Rovio Entertainment Ltd, the Finnish company behind the mega-popular Angry Birds game has big plans for China.

Co-founder and chief marketing officer Peter Vesterbacka says the company hopes to build a number of activity parks in China "in the not too distant future."

And it is believed that the first of these could be at Shanghai's Tongji University.

Yrjo Sotamaa, chairman of a Finnish design week event to be held at the university in October, said yesterday that Rovio, the event sponsor, would be launching an Angry Birds park as part of the program.

Sotamaa said an official announcement would be made on Friday during a visit to Shanghai by the mayor of Espoo in Finland.

However, Chen Boyi, general manager of the China division of Angry Bird, said: "We don't have any announcements at the moment but we will keep you posted with more news in the future."

Plans for a theme park in Haining City in east China's Zhejiang Province have already been announced and negotiations are under way with a number of Chinese cities, Vesterbacka said.

The world's first Angry Birds activity park opened in Finland in April. Vesterbacka's philosophy is to make the parks part of the neighborhood, just like a school, grocery store or library.

"Instead of building one massive amusement park, we're planning to build hundreds, maybe even thousands of activity parks here in China," he said.
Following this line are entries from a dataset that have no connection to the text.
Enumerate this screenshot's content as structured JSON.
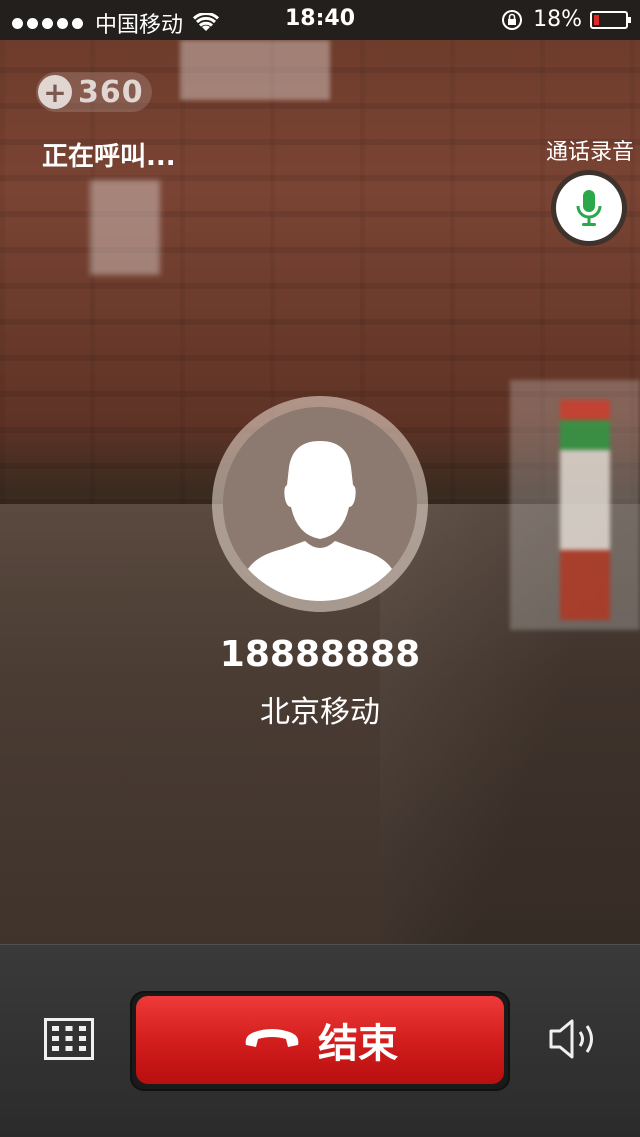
{
  "status_bar": {
    "carrier": "中国移动",
    "time": "18:40",
    "battery_percent": "18%",
    "battery_level": 0.18,
    "icons": [
      "signal-dots",
      "wifi-icon",
      "rotation-lock-icon",
      "battery-icon"
    ]
  },
  "branding": {
    "logo_text": "360",
    "logo_icon": "plus-circle-icon"
  },
  "call": {
    "status_text": "正在呼叫...",
    "record_label": "通话录音",
    "record_icon": "microphone-icon",
    "number": "18888888",
    "location": "北京移动",
    "avatar_icon": "person-avatar-icon"
  },
  "controls": {
    "keypad_icon": "keypad-icon",
    "end_label": "结束",
    "end_icon": "hangup-phone-icon",
    "speaker_icon": "speaker-icon"
  },
  "colors": {
    "end_red": "#d11c1c",
    "mic_green": "#2aa84a",
    "battery_low": "#e02a2a"
  }
}
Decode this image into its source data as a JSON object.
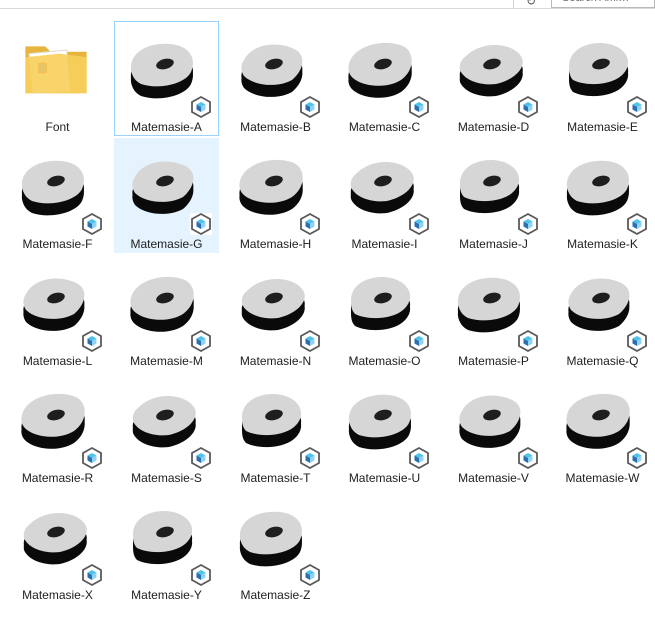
{
  "toolbar": {
    "refresh_glyph": "↻",
    "search_placeholder": "Search Ami…"
  },
  "colors": {
    "selection": "#e5f3ff",
    "hover_border": "#99d1ff",
    "glyph_face": "#d6d6d6",
    "glyph_side": "#0a0a0a",
    "folder": "#f7cf5b"
  },
  "items": [
    {
      "label": "Font",
      "type": "folder",
      "icon": "folder-icon"
    },
    {
      "label": "Matemasie-A",
      "type": "font",
      "icon": "font-file-icon",
      "state": "hover"
    },
    {
      "label": "Matemasie-B",
      "type": "font",
      "icon": "font-file-icon"
    },
    {
      "label": "Matemasie-C",
      "type": "font",
      "icon": "font-file-icon"
    },
    {
      "label": "Matemasie-D",
      "type": "font",
      "icon": "font-file-icon"
    },
    {
      "label": "Matemasie-E",
      "type": "font",
      "icon": "font-file-icon"
    },
    {
      "label": "Matemasie-F",
      "type": "font",
      "icon": "font-file-icon"
    },
    {
      "label": "Matemasie-G",
      "type": "font",
      "icon": "font-file-icon",
      "state": "selected"
    },
    {
      "label": "Matemasie-H",
      "type": "font",
      "icon": "font-file-icon"
    },
    {
      "label": "Matemasie-I",
      "type": "font",
      "icon": "font-file-icon"
    },
    {
      "label": "Matemasie-J",
      "type": "font",
      "icon": "font-file-icon"
    },
    {
      "label": "Matemasie-K",
      "type": "font",
      "icon": "font-file-icon"
    },
    {
      "label": "Matemasie-L",
      "type": "font",
      "icon": "font-file-icon"
    },
    {
      "label": "Matemasie-M",
      "type": "font",
      "icon": "font-file-icon"
    },
    {
      "label": "Matemasie-N",
      "type": "font",
      "icon": "font-file-icon"
    },
    {
      "label": "Matemasie-O",
      "type": "font",
      "icon": "font-file-icon"
    },
    {
      "label": "Matemasie-P",
      "type": "font",
      "icon": "font-file-icon"
    },
    {
      "label": "Matemasie-Q",
      "type": "font",
      "icon": "font-file-icon"
    },
    {
      "label": "Matemasie-R",
      "type": "font",
      "icon": "font-file-icon"
    },
    {
      "label": "Matemasie-S",
      "type": "font",
      "icon": "font-file-icon"
    },
    {
      "label": "Matemasie-T",
      "type": "font",
      "icon": "font-file-icon"
    },
    {
      "label": "Matemasie-U",
      "type": "font",
      "icon": "font-file-icon"
    },
    {
      "label": "Matemasie-V",
      "type": "font",
      "icon": "font-file-icon"
    },
    {
      "label": "Matemasie-W",
      "type": "font",
      "icon": "font-file-icon"
    },
    {
      "label": "Matemasie-X",
      "type": "font",
      "icon": "font-file-icon"
    },
    {
      "label": "Matemasie-Y",
      "type": "font",
      "icon": "font-file-icon"
    },
    {
      "label": "Matemasie-Z",
      "type": "font",
      "icon": "font-file-icon"
    }
  ]
}
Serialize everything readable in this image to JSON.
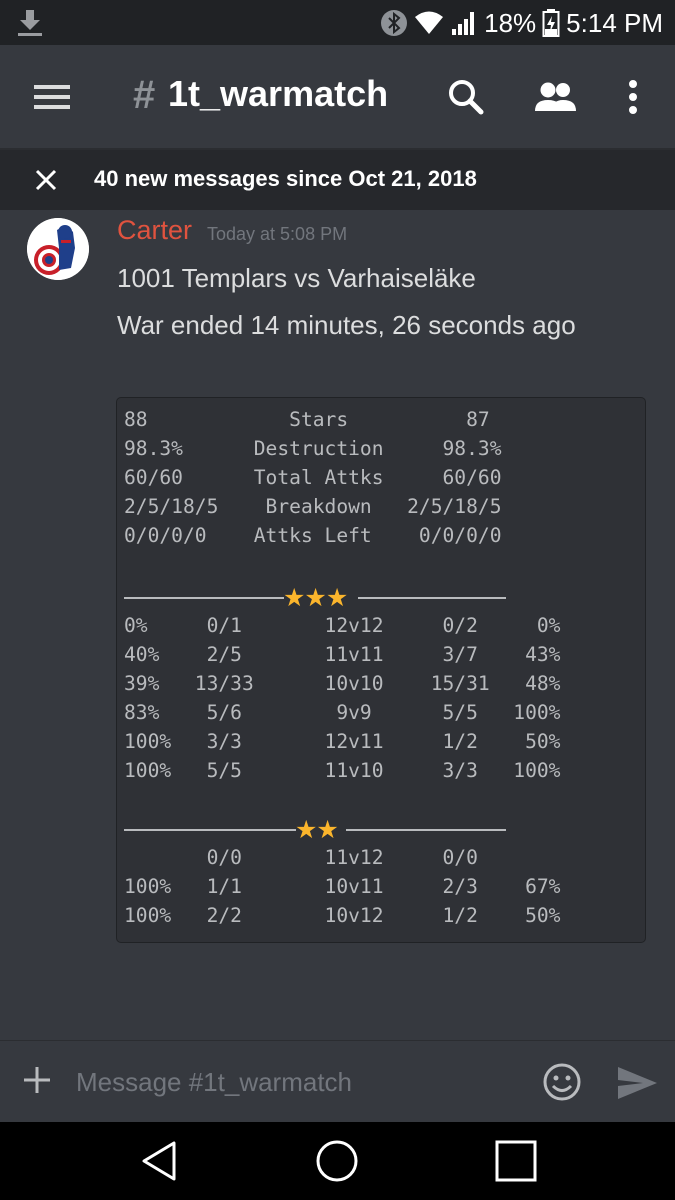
{
  "status": {
    "battery": "18%",
    "time": "5:14 PM",
    "icons": [
      "download-icon",
      "bluetooth-icon",
      "wifi-icon",
      "signal-icon",
      "battery-icon"
    ]
  },
  "header": {
    "hash": "#",
    "channel": "1t_warmatch",
    "icons": [
      "menu-icon",
      "search-icon",
      "members-icon",
      "more-vert-icon"
    ]
  },
  "new_messages": {
    "text": "40 new messages since Oct 21, 2018"
  },
  "message": {
    "author": "Carter",
    "timestamp": "Today at 5:08 PM",
    "line1": "1001 Templars vs Varhaiseläke",
    "line2": "War ended 14 minutes, 26 seconds ago",
    "summary": "88            Stars          87\n98.3%      Destruction     98.3%\n60/60      Total Attks     60/60\n2/5/18/5    Breakdown   2/5/18/5\n0/0/0/0    Attks Left    0/0/0/0",
    "three_star_label": "★★★",
    "three_star_rows": "0%     0/1       12v12     0/2     0%\n40%    2/5       11v11     3/7    43%\n39%   13/33      10v10    15/31   48%\n83%    5/6        9v9      5/5   100%\n100%   3/3       12v11     1/2    50%\n100%   5/5       11v10     3/3   100%",
    "two_star_label": "★★",
    "two_star_rows": "       0/0       11v12     0/0\n100%   1/1       10v11     2/3    67%\n100%   2/2       10v12     1/2    50%"
  },
  "input": {
    "placeholder": "Message #1t_warmatch"
  },
  "navigation": {
    "icons": [
      "back-icon",
      "home-icon",
      "recents-icon"
    ]
  },
  "colors": {
    "background": "#36393f",
    "author": "#e0533f",
    "codeblock": "#2f3136",
    "star": "#fbb52c"
  }
}
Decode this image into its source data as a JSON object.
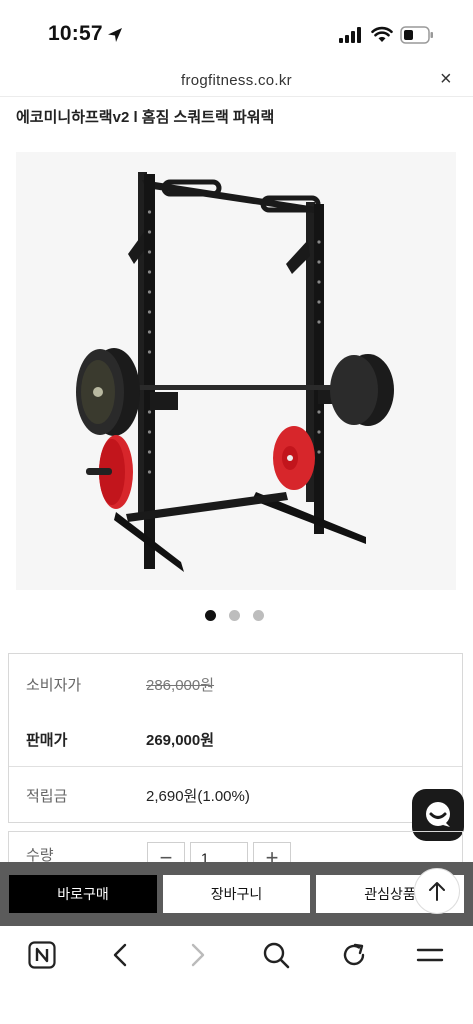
{
  "status_bar": {
    "time": "10:57"
  },
  "browser": {
    "url": "frogfitness.co.kr",
    "close_label": "×"
  },
  "product": {
    "title": "에코미니하프랙v2 l 홈짐 스쿼트랙 파워랙",
    "image_count": 3,
    "active_image_index": 0
  },
  "pricing": {
    "retail_label": "소비자가",
    "retail_price": "286,000원",
    "sale_label": "판매가",
    "sale_price": "269,000원",
    "points_label": "적립금",
    "points_value": "2,690원(1.00%)"
  },
  "quantity": {
    "label": "수량",
    "value": "1",
    "minus": "−",
    "plus": "+"
  },
  "actions": {
    "buy_now": "바로구매",
    "cart": "장바구니",
    "wishlist": "관심상품"
  },
  "colors": {
    "buy_bg": "#000000",
    "action_bar_bg": "#5b5b5b",
    "plate_red": "#d7262b",
    "rack_black": "#1a1a1a"
  },
  "icons": {
    "location": "location-arrow-icon",
    "signal": "cellular-signal-icon",
    "wifi": "wifi-icon",
    "battery": "battery-icon",
    "chat": "chat-icon",
    "scroll_top": "arrow-up-icon",
    "nav": [
      "naver-home-icon",
      "back-icon",
      "forward-icon",
      "search-icon",
      "refresh-icon",
      "menu-icon"
    ]
  }
}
The Angry Birds game, in which players catapult birds from slingshots at evil pigs on their mobile devices, has become a big hit in China, turning the country into the second largest market for Rovio after the United States.

The company opened its first overseas office in Shanghai late last year.

Rovio has been expanding its business beyond games and now sells plush toys, books and clothing. It even sold mooncakes featuring Angry Birds during the mid-Autumn festival last year.

Last month, the company revealed that its merchandising and licensing revenues accounted for about 30 percent of its sales in 2011. Vesterbacka said the entire value-added chain, rather than the game alone, had created the worldwide success of Angry Birds as a brand.

"We built the fastest-growing brand in the world using a game called Angry Birds. We already have a very strong presence in the physical world. So it's not just a game any more," he said.

Angry Birds' merchandise is highly pirated in China, but Vesterbacka sees that as a positive sign.

"We're happy about the fact that we're the most copied brand in China - that's a good start. Then we would like to sell our licensed products," he said.

Rovio announced last November that China would be the first country to have Angry Birds retail stores. Vesterbacka said the company was working on creating a nice shopping experience for its Chinese fans, and promised some "interesting developments."